Kanal 35
- Final logo of Kanal 35
- Type: Regional television
- Country: Azerbaijan
- Broadcast area: Nakhchivan Autonomous Republic
- Headquarters: Nakhchivan, Azerbaijan

Programming
- Language(s): Azerbaijani

Ownership
- Parent: Ministry of Education, Nakhchivan Autonomous Republic

History
- Launched: 14 July 2004; 20 years ago
- Closed: 15 May 2023; 22 months ago

= Kanal 35 =

Kanal 35 (otuz beş; lit. 'Channel 35') was an Azerbaijani public television station broadcast from and serving the Nakhchivan Autonomous Republic. It was launched on 14 July 2004 and operated under the umbrella of the Ministry of Communications and New Technologies of Nakhchivan. It was established as a tribute to former Azerbaijani president Heydar Aliyev. Kanal 35 later became a unit of the education ministry of the republic. It ceased operations on 15 May 2023.

== History ==
Kanal 35 began transmissions on 14 July 2004, coinciding with the 35th anniversary of Heydar Aliyev becoming the first secretary of the Communist Party of Azerbaijan, therefore succeeding as the ruler of Azerbaijan SSR at the time. It initially broadcast as a privately owned television channel, but later became a part of the Ministry of Education of Nakhchivan. Along with that, a new studio building was inaugurated for the channel. The station was provided with modern broadcasting equipment and a while after launch, it has garnered a huge audience within the autonomous republic.
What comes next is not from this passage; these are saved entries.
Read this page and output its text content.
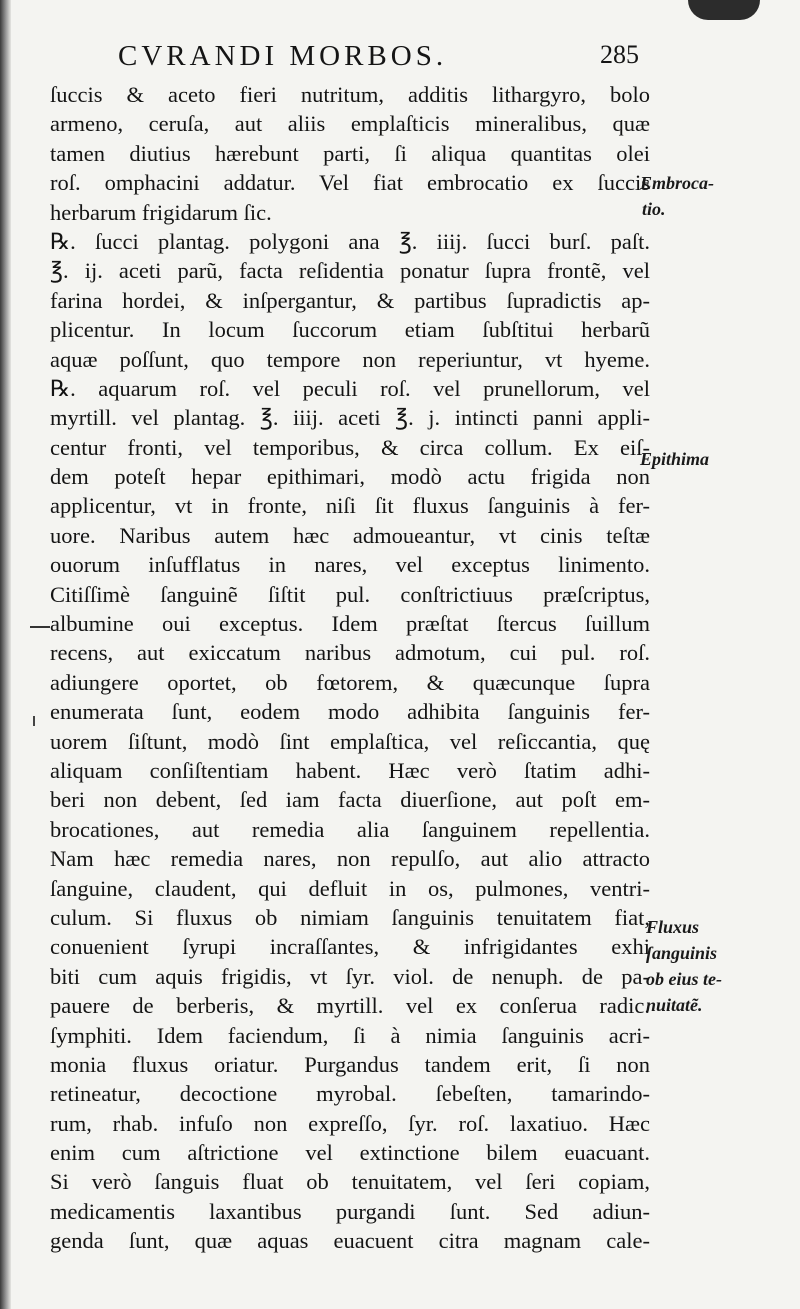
CVRANDI MORBOS.	285
ſuccis & aceto fieri nutritum, additis lithargyro, bolo
armeno, ceruſa, aut aliis emplaſticis mineralibus, quæ
tamen diutius hærebunt parti, ſi aliqua quantitas olei
roſ. omphacini addatur. Vel fiat embrocatio ex ſuccis
herbarum frigidarum ſic.
℞. ſucci plantag. polygoni ana ℥. iiij. ſucci burſ. paſt.
℥. ij. aceti parũ, facta reſidentia ponatur ſupra frontẽ, vel
farina hordei, & inſpergantur, & partibus ſupradictis ap-
plicentur. In locum ſuccorum etiam ſubſtitui herbarũ
aquæ poſſunt, quo tempore non reperiuntur, vt hyeme.
℞. aquarum roſ. vel peculi roſ. vel prunellorum, vel
myrtill. vel plantag. ℥. iiij. aceti ℥. j. intincti panni appli-
centur fronti, vel temporibus, & circa collum. Ex eiſ-
dem poteſt hepar epithimari, modò actu frigida non
applicentur, vt in fronte, niſi ſit fluxus ſanguinis à fer-
uore. Naribus autem hæc admoueantur, vt cinis teſtæ
ouorum inſufflatus in nares, vel exceptus linimento.
Citiſſimè ſanguinẽ ſiſtit pul. conſtrictiuus præſcriptus,
albumine oui exceptus. Idem præſtat ſtercus ſuillum
recens, aut exiccatum naribus admotum, cui pul. roſ.
adiungere oportet, ob fœtorem, & quæcunque ſupra
enumerata ſunt, eodem modo adhibita ſanguinis fer-
uorem ſiſtunt, modò ſint emplaſtica, vel reſiccantia, quę
aliquam conſiſtentiam habent. Hæc verò ſtatim adhi-
beri non debent, ſed iam facta diuerſione, aut poſt em-
brocationes, aut remedia alia ſanguinem repellentia.
Nam hæc remedia nares, non repulſo, aut alio attracto
ſanguine, claudent, qui defluit in os, pulmones, ventri-
culum. Si fluxus ob nimiam ſanguinis tenuitatem fiat,
conuenient ſyrupi incraſſantes, & infrigidantes exhi
biti cum aquis frigidis, vt ſyr. viol. de nenuph. de pa-
pauere de berberis, & myrtill. vel ex conſerua radic.
ſymphiti. Idem faciendum, ſi à nimia ſanguinis acri-
monia fluxus oriatur. Purgandus tandem erit, ſi non
retineatur, decoctione myrobal. ſebeſten, tamarindo-
rum, rhab. infuſo non expreſſo, ſyr. roſ. laxatiuo. Hæc
enim cum aſtrictione vel extinctione bilem euacuant.
Si verò ſanguis fluat ob tenuitatem, vel ſeri copiam,
medicamentis laxantibus purgandi ſunt. Sed adiun-
genda ſunt, quæ aquas euacuent citra magnam cale-
Embroca-
tio.
Epithima
Fluxus
ſanguinis
ob eius te-
nuitatẽ.
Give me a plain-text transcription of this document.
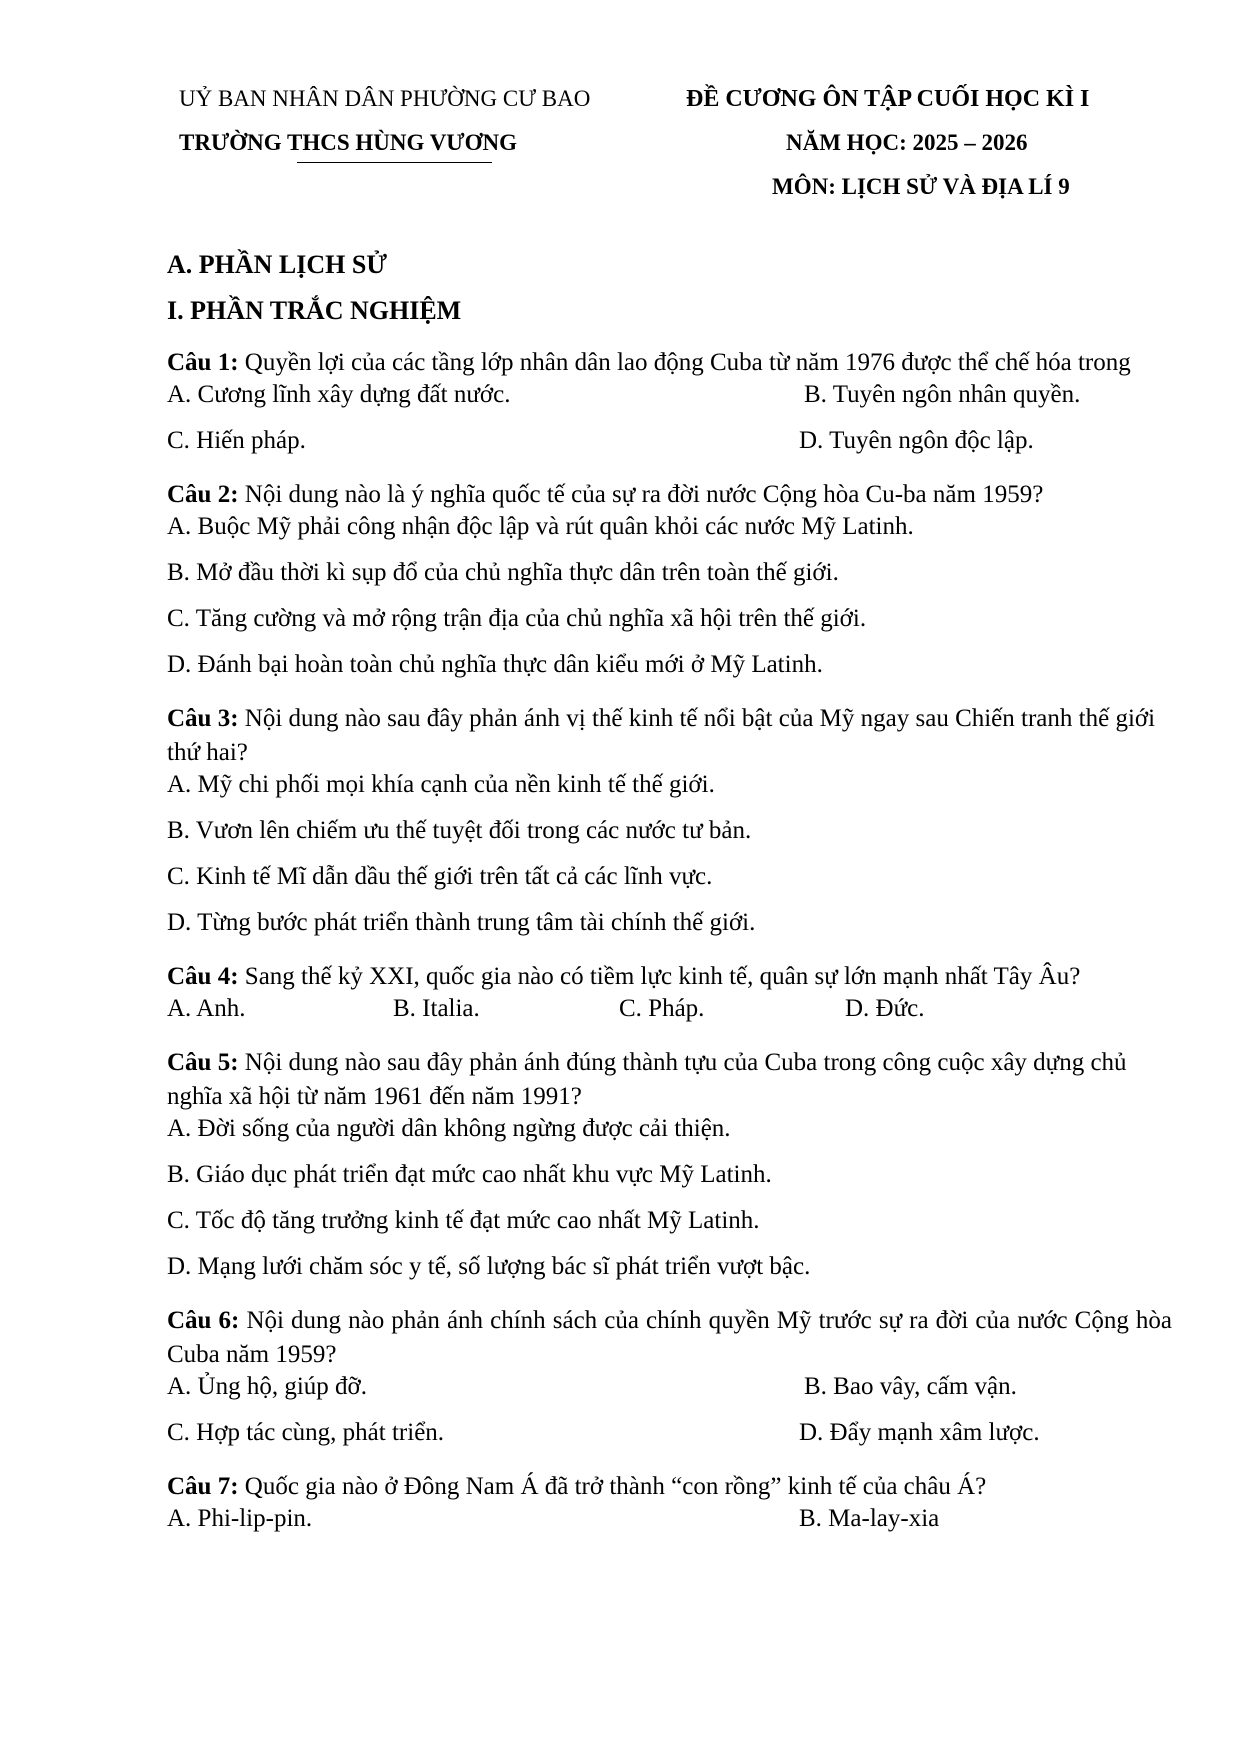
UỶ BAN NHÂN DÂN PHƯỜNG CƯ BAO
TRƯỜNG THCS HÙNG VƯƠNG
ĐỀ CƯƠNG ÔN TẬP CUỐI HỌC KÌ I
NĂM HỌC: 2025 – 2026
MÔN: LỊCH SỬ VÀ ĐỊA LÍ 9
A. PHẦN LỊCH SỬ
I. PHẦN TRẮC NGHIỆM

Câu 1: Quyền lợi của các tầng lớp nhân dân lao động Cuba từ năm 1976 được thể chế hóa trong

A. Cương lĩnh xây dựng đất nước.	B. Tuyên ngôn nhân quyền.
C. Hiến pháp.	D. Tuyên ngôn độc lập.

Câu 2: Nội dung nào là ý nghĩa quốc tế của sự ra đời nước Cộng hòa Cu-ba năm 1959?

A. Buộc Mỹ phải công nhận độc lập và rút quân khỏi các nước Mỹ Latinh.
B. Mở đầu thời kì sụp đổ của chủ nghĩa thực dân trên toàn thế giới.
C. Tăng cường và mở rộng trận địa của chủ nghĩa xã hội trên thế giới.
D. Đánh bại hoàn toàn chủ nghĩa thực dân kiểu mới ở Mỹ Latinh.

Câu 3: Nội dung nào sau đây phản ánh vị thế kinh tế nổi bật của Mỹ ngay sau Chiến tranh thế giới thứ hai?

A. Mỹ chi phối mọi khía cạnh của nền kinh tế thế giới.
B. Vươn lên chiếm ưu thế tuyệt đối trong các nước tư bản.
C. Kinh tế Mĩ dẫn dầu thế giới trên tất cả các lĩnh vực.
D. Từng bước phát triển thành trung tâm tài chính thế giới.

Câu 4: Sang thế kỷ XXI, quốc gia nào có tiềm lực kinh tế, quân sự lớn mạnh nhất Tây Âu?

A. Anh.	B. Italia.	C. Pháp.	D. Đức.

Câu 5: Nội dung nào sau đây phản ánh đúng thành tựu của Cuba trong công cuộc xây dựng chủ nghĩa xã hội từ năm 1961 đến năm 1991?

A. Đời sống của người dân không ngừng được cải thiện.
B. Giáo dục phát triển đạt mức cao nhất khu vực Mỹ Latinh.
C. Tốc độ tăng trưởng kinh tế đạt mức cao nhất Mỹ Latinh.
D. Mạng lưới chăm sóc y tế, số lượng bác sĩ phát triển vượt bậc.

Câu 6: Nội dung nào phản ánh chính sách của chính quyền Mỹ trước sự ra đời của nước Cộng hòa Cuba năm 1959?

A. Ủng hộ, giúp đỡ.	B. Bao vây, cấm vận.
C. Hợp tác cùng, phát triển.	D. Đẩy mạnh xâm lược.

Câu 7: Quốc gia nào ở Đông Nam Á đã trở thành “con rồng” kinh tế của châu Á?

A. Phi-lip-pin.	B. Ma-lay-xia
On 1 January 2008, a television and radio editorial office was inaugurated from where Kanal 35 and its radio sister Voice of Nakhchivan are managed simultaneously. Kanal 35 received a warning on 18 January 2008 as the station was allocating an excessive amount of its time slots for programming about animals. Kanal 35 was granted a license by the Television and Radio Council of Nakhchivan Autonomous Republic in July 2008 after the council's establishment in 2007. The station used its right to obtain a license without participating in the competition and appealed for such.

Kanal 35 migrated completely to digital terrestrial television after the termination of analog television in the republic in February 2015. In 2019, four employees of Kanal 35 were awarded for their work in the television field in Nakhchivan. Kanal 35 started airing educational programming on 1 January 2021, and has become a mainly educational television channel since then. On 15 May 2023, Kanal 35 was transferred to and merged with the Nakhchivan Autonomous Republic Television and Radio Broadcasting closed joint stock company.

== Programming ==
In its launch, Kanal 35 broadcast programming relating to science and journalism. As of January 2008, the channel had broadcast some of its programmes in Turkish, which was later removed. It initially broadcast for 10 hours, but its broadcast timing was increased to 14 hours later on. In 2008, the channel began dubbing foreign content into local Azerbaijani. During that time, science-related programmes, fiction programmes, documentaries, and television films were broadcast on the channel. In later years, the programming structure of Kanal 35 became more aligned to being educational.